Строения же вдоль шоссе становились все мельче и смотрелись беднее – домики стали, что называется, типовыми, без колонн и прочих изысков, и сидели плотнее, так плотно, насколько это позволяла корневая система их кулямб. Проехали автобусную остановку – мраморную полусферу с колоннами и орнаментом, как маленький фрагмент станции московского метро, – на ней ждали рейсового автобуса местные жители. Их озаренные жарким солнцем лица словно светились радостью весеннего праздника, они были легко одеты – колени и плечи у большинства были обнажены. Они смотрели на Владимира и Лею, приветствуя их широкими дружелюбными улыбками. Владимир вел сейчас свой диск и следующий за ним диск Леи на медленном ходу, и один из анданорцев – коренастый плотный мужчина средних лет – приветствовал Володю на певучем местном наречии. Володя, разумеется, лишь улыбнулся в ответ с глуповатым видом, Лея же сказала нечто, от чего взгляды стоявших на остановке сделались сочувственными, хотя и продолжали лучиться радостью от наступления долгожданного дня.

Владимир, как-то уже подзабывший, что языком Анданора отнюдь не был русский, смущенно спросил у жены, как только они отъехали от красивого купола на достаточное расстояние:

– О чем вы говорили?

Лея ответила:

– Крестьянин сказал тебе: “Какая великолепная сегодня погода, молодой господин. Пусть ваша кулямба щедро вознаградит вас в этом году”.

Владимир, поразившись лаконичности анданорского – ведь мужчина ухитрился сказать так много буквально одной репликой, – спросил:

– И что же ответила ты?

– Я сказала: “Мой муж получил контузию на Земле и, к сожалению, не понимает вас. Да одарит вас ваша кулямба обилием плодов”.

Владимир, действительно контуженный на Земле в свое время, отметил правдивость ответа Леи, но сказал:

– Ну это ты уж слишком, словно я дурачок у тебя какой-то.

Лея улыбнулась и произнесла, с любовью глядя Володе в глаза:

– Милый, когда анданорский аристократ отвечает молчанием на обращение к нему крестьянина, это является оскорблением, способным всерьез омрачить счастье всех этих людей на остановке. Я не сочла возможным вот так, ни за что ни про что, обидеть этих милых людей – ты же видел, сколько радости было на их лицах!

Володя, со встречной улыбкой, серьезно ответил; жене:

– Солнышко мое, ты молодец. Я не сержусь.

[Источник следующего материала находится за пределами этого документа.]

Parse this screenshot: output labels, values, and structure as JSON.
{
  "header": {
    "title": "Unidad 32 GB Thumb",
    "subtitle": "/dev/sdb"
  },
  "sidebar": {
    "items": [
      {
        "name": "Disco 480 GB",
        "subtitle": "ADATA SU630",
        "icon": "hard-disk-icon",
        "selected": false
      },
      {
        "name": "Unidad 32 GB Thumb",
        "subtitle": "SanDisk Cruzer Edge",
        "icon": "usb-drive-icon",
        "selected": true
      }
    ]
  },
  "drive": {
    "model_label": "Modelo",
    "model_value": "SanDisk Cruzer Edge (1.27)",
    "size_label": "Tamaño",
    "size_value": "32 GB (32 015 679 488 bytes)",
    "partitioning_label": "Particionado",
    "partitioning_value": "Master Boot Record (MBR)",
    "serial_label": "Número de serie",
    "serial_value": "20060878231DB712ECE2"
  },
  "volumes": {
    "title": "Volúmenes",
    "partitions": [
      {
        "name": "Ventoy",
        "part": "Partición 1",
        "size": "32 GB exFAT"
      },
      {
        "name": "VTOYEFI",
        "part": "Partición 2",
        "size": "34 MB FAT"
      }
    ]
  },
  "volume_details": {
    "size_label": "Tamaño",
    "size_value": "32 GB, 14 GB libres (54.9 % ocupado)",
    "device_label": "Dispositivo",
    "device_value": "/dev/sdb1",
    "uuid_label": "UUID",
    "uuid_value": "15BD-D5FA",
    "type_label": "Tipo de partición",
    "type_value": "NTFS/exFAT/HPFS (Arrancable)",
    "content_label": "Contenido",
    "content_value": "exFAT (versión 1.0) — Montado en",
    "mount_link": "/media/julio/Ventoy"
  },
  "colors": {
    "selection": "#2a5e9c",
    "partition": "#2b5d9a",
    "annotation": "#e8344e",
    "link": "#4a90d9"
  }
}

Целый день молодые люди летали над дорогами Анданора. Владимир, чтоб не мерзнуть от сопротивляющесося движению воздуха, который при быстрой езде оборачивался студеным ветерком, летел медленно, и жаркое солнышко прогревало его так, что холодно ему было не критично. Хотя, конечно, продрог он порядком. Разумеется, если бы Володя изъявил желание вернуться домой, сославшись на замерзание, Лея тут же согласи лась бы вернуться – но зрелище растущих кулямб, тем, более столь редкое даже на Анданоре, было до того чарующим, что Володя сам оказался не в силах от него оторваться. Еще бы – стволы продолжали неудержимо тянуться ввысь, и вот уже кулямбы напоминали подмосковные сосны своими голыми внизу и покрытыми целым лесом толстенных ветвей выше стволами. Каждая ветвь нижней розетки через пару часов выглядела уже как хорошее дерево, и Володя понял, отчего он не видел здесь высоких строений – теперь каждый дом стоял под сенью могучего древа.

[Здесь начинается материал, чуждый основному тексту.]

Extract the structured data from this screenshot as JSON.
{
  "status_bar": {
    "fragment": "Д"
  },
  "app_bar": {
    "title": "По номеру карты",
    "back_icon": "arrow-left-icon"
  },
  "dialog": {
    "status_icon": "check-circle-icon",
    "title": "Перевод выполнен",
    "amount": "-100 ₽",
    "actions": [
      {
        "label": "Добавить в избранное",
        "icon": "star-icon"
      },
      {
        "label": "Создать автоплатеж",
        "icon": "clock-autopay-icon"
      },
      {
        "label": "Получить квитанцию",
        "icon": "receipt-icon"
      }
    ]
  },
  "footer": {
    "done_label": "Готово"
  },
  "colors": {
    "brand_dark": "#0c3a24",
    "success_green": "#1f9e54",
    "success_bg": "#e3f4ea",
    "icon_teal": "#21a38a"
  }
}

Анданор за считанные часы полностью преобразился от сплошь покрывавшего его леса. То и дело на шоссе, по-над которым летели снеголеты Владимира и Леи, ложилась густая тень кулямбы, росшей поблизости. Почки на ветвях рождали все новые и новые листья, которые напоминали сейчас листы земного лопуха. Над шоссе пролетали пуховые пары счастливых скримликов. Лея сказала, что сегодня – последние сутки их полетов, прекращающихся в день, когда зацветут все эти кулямбы. Сам воздух, казалось, исполнился свежести, и было весьма вероятно, что вырабатываемый листьями кислород уже реально повлиял на состав вдыхаемого воздуха. Все люди, которых встречали Владимир и Лея, улыбались им добродушными улыбками, и лишь дважды они видели вооруженные патрули. Впрочем, выглядели они не более устрашающими, чем гуляющие парами московские участковые, – они были облачены в белые комбинезоны и не столько следили за порядком, и без их помощи представлявшимся идеальным, сколько с по-детски широко распахнутыми глазами с упоением ловили каждый миг этого сказочного дня.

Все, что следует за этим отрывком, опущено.